Fast Food Nation - Eric Schlosser [144]
Tom Lasater is ninety years old now, and his memory is failing, but he still has the aura of a strong patriarch. As Dale bounces an old cream-colored Suburban Custom Deluxe along one of the ranch’s dirt roads, his father sits in the back seat, wearing a cowboy hat, a bolo tie, and thick black glasses, silently staring at the Beefmasters scattered across the prairie. He scrutinizes them, and every so often asks Dale about a particular animal. The cattle roam a landscape that appears vast and unspoiled. The Lasater Ranch is a wildlife sanctuary. The native grasses are thriving, tall cottonwoods grow along the stream banks, and herds of antelope graze alongside the cattle. Dale parks the truck, and I walk a short distance to a rocky outcropping. The Suburban now seems like a small, insignificant speck compared to what surrounds it. Pikes Peak and Cheyenne Mountain rise to the west, and in every other direction the prairie extends to the horizon, the shortgrass moving in waves, blown by a steady wind.

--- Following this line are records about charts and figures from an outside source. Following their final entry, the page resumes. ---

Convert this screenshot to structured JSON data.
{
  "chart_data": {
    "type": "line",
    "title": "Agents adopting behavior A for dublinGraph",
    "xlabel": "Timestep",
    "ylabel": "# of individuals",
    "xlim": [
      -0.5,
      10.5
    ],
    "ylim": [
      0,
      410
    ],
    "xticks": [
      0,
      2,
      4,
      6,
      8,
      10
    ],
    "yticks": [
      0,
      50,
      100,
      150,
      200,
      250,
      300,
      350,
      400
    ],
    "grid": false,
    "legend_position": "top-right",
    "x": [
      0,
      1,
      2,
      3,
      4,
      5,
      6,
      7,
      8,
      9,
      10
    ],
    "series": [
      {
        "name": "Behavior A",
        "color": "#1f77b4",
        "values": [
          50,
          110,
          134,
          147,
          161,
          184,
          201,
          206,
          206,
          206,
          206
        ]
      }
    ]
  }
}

Beyond the Lasater property line, the land is not faring so well. Smaller farms and ranches in the area have been disappearing for years. A population loss that began in the 1950s has recently slowed, but too late. Many small towns have become virtual ghost towns. In the little commercial district of Matheson, along a dirt road named Broadway, the feed store, the general store, and a repair shop have all been abandoned. The whitewashed buildings have quaint, fading signs, and stand empty. The large, brick elementary school that Dale Lasater attended — built at the turn of the century, its architecture full of American optimism — is now used by a local rancher to store grain.

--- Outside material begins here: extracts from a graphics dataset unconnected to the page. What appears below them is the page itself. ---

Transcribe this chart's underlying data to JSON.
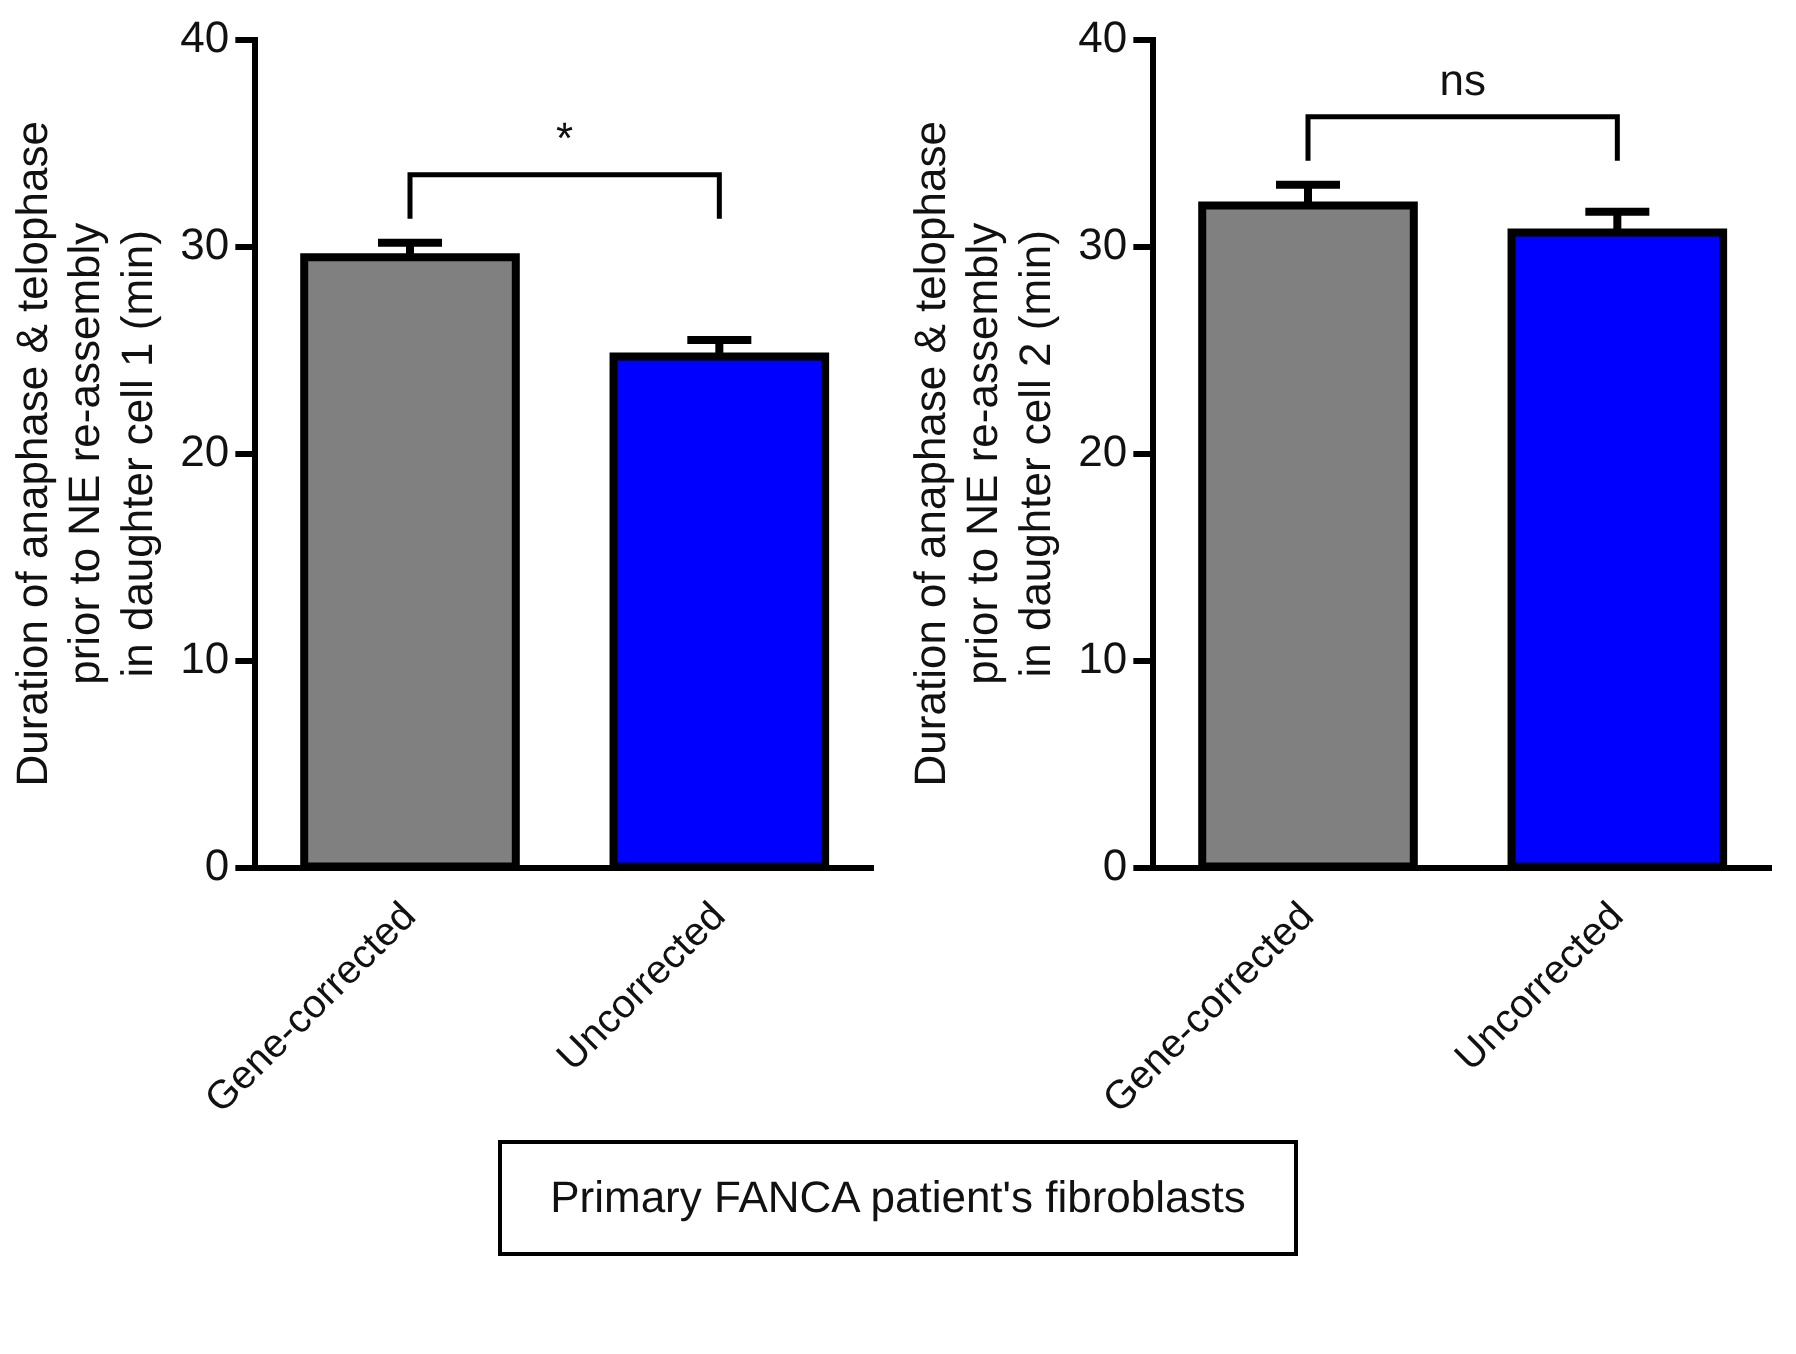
{
  "chart_data": [
    {
      "type": "bar",
      "ylabel": "Duration of anaphase & telophase\nprior to NE re-assembly\nin daughter cell 1 (min)",
      "categories": [
        "Gene-corrected",
        "Uncorrected"
      ],
      "values": [
        29.5,
        24.7
      ],
      "errors": [
        0.7,
        0.8
      ],
      "colors": [
        "#808080",
        "#0000ff"
      ],
      "ylim": [
        0,
        40
      ],
      "yticks": [
        0,
        10,
        20,
        30,
        40
      ],
      "grid": false,
      "legend": false,
      "annotations": [
        "*"
      ]
    },
    {
      "type": "bar",
      "ylabel": "Duration of anaphase & telophase\nprior to NE re-assembly\nin daughter cell 2 (min)",
      "categories": [
        "Gene-corrected",
        "Uncorrected"
      ],
      "values": [
        32.0,
        30.7
      ],
      "errors": [
        1.0,
        1.0
      ],
      "colors": [
        "#808080",
        "#0000ff"
      ],
      "ylim": [
        0,
        40
      ],
      "yticks": [
        0,
        10,
        20,
        30,
        40
      ],
      "grid": false,
      "legend": false,
      "annotations": [
        "ns"
      ]
    },
    {
      "type": "other",
      "annotations": [
        "Primary FANCA patient's fibroblasts"
      ]
    }
  ]
}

Before taking over the family ranch, Dale Lasater spent a year in Argentina as a Fulbright scholar, ran a feedlot company in Kansas, and managed cattle ranches in Texas, Florida, and New Mexico. He has come to believe that our industrialized system of cattle production cannot be sustained. Rising grain prices may someday hit ranchers and feedlots hard. More importantly, Lasater finds it hard to justify feeding millions of tons of precious grain to American cattle while elsewhere in the world millions of people starve. He respects the decision to become a vegetarian, but has little tolerance for the air of moral superiority that often accompanies it. Growing up on the prairie gave him a view of Mother Nature that is somewhat different from the Disney version. Cattle that are not eaten by people, that are simply allowed to grow old and weak, still get eaten — by coyotes and turkey buzzards, and it’s not a pretty sight.
Dale Lasater recently set up a company to sell organic, free-range, grass-fed beef. None of the cattle used in Lasater Grasslands Beef spent any time at a feedlot. The meat is much lower in fat than grain-fed beef, and has a much stronger, more distinctive flavor.